Column | Pieter Omtzigt als spinnende poema

Gemma Venhuizen

Wat stemt Pieter Omtzigt? Waarom wil hij niet te groot worden, wie zijn z’n vertrouwelingen en waar komt die gekke partijnaam vandaan? De afgelopen dagen werd ik enigszins Omtzigt-moe. Hij dook voortdurend op in het nieuws, en dientengevolge óók in mijn hoofd. Bij de keuze voor een toetje – zou Omtzigt van hopjesvla houden? –, bij een ommetje door de duinen – is hij een wandelaar of een fietser? Zelf kon hij het niet helpen dat journalisten zich zo uitgehongerd op hem stortten dat zelfs zijn 82-jarige moeder een tv-ploeg van Hart van Nederland op de stoep kreeg, maar scheef voelde alle aandacht wel.

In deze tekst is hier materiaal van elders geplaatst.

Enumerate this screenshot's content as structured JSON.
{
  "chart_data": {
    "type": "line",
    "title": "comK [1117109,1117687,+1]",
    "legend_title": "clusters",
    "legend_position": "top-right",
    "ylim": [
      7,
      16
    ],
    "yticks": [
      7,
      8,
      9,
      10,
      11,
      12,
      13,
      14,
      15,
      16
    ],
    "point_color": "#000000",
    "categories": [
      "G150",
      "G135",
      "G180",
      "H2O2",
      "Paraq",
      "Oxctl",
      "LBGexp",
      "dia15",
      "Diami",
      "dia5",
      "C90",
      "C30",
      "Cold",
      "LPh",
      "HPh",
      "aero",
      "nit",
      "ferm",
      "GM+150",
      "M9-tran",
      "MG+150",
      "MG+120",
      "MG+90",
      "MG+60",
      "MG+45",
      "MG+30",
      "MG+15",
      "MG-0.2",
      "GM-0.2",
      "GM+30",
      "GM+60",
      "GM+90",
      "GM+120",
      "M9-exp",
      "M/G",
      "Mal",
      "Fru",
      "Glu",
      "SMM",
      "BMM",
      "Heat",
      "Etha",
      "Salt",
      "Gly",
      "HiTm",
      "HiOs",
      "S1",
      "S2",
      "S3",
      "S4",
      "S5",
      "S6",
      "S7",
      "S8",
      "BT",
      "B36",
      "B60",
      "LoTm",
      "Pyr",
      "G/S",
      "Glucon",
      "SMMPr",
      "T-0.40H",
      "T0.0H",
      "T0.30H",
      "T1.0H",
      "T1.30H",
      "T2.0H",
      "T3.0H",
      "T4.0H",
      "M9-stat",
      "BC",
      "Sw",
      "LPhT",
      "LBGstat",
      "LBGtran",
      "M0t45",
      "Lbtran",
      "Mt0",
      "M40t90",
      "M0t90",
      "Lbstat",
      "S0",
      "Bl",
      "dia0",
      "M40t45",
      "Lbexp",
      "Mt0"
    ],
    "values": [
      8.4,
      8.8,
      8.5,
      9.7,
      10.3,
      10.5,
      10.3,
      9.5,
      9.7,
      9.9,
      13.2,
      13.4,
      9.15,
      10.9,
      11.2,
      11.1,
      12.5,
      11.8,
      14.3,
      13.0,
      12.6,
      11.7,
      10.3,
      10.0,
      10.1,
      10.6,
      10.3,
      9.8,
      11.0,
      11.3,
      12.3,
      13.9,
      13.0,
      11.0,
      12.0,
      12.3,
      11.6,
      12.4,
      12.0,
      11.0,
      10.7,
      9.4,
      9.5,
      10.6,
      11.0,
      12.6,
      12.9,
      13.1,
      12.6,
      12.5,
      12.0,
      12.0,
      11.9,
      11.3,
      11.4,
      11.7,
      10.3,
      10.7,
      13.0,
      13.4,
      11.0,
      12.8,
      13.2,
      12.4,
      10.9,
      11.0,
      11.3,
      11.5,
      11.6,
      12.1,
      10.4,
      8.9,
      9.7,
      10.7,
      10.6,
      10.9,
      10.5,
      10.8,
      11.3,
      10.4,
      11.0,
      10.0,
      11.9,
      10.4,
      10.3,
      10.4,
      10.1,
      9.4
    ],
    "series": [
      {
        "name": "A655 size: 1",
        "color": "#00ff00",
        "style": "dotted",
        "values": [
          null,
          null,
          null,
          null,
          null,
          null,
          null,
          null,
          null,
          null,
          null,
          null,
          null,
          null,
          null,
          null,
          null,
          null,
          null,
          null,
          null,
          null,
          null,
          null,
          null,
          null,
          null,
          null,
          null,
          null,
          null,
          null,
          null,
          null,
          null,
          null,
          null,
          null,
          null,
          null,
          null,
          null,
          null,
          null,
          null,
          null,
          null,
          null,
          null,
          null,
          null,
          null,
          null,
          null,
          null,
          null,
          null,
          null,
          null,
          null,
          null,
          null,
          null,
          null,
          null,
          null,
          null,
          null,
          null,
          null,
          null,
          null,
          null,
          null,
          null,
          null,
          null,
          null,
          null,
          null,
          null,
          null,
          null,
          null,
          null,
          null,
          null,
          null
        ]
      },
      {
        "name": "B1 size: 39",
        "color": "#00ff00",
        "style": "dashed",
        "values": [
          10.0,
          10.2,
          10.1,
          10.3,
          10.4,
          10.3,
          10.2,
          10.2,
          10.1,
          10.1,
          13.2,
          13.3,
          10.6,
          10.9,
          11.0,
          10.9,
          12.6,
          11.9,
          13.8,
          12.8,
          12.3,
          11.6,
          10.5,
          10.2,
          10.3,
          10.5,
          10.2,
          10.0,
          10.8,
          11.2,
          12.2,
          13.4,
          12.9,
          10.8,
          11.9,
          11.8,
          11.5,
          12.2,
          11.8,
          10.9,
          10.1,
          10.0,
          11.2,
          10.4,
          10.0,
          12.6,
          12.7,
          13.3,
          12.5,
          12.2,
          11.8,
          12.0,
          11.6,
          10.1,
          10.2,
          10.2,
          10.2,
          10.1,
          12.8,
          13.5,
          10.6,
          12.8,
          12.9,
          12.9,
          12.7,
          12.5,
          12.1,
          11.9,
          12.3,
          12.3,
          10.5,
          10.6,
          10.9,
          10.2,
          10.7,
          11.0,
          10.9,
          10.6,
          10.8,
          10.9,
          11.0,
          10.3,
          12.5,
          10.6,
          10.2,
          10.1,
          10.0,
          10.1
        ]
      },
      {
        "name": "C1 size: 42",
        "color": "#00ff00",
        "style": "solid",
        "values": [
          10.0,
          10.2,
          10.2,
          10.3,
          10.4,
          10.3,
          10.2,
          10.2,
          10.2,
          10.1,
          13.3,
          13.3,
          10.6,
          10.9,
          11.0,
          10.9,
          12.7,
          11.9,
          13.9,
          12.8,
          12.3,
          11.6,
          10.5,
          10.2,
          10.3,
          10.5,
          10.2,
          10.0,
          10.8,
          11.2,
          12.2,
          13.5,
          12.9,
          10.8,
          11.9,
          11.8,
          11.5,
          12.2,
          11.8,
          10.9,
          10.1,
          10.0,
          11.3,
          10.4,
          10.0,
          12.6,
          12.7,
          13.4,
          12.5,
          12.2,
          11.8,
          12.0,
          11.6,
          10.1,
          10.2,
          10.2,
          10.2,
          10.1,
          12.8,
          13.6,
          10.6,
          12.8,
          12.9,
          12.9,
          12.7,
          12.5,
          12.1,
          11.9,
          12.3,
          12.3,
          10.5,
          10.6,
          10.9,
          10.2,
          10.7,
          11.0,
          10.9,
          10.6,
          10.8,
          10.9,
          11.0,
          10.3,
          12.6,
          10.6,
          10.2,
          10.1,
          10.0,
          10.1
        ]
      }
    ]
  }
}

Het lot van andere nieuwkomers, buiten de politiek, laat zich raden. Niemand die nog maalt om de komst van een reusachtige met wratten bezaaide slak in de Oosterschelde, ondanks enthousiaste berichtgeving van Stichting Anemoon: „De zeenaaktslak Doris verrucosa werd dit weekend kruipend onder de Zeelandbrug aangetroffen!” Geen haan die kraait naar eikelmuizen die met Nederlandse toeristen meeliften vanuit Frankrijk, of naar de opmars van de korrelige taaiplaat, een paddenstoelensoort die door klimaatverandering steeds vaker in onze contreien voorkomt.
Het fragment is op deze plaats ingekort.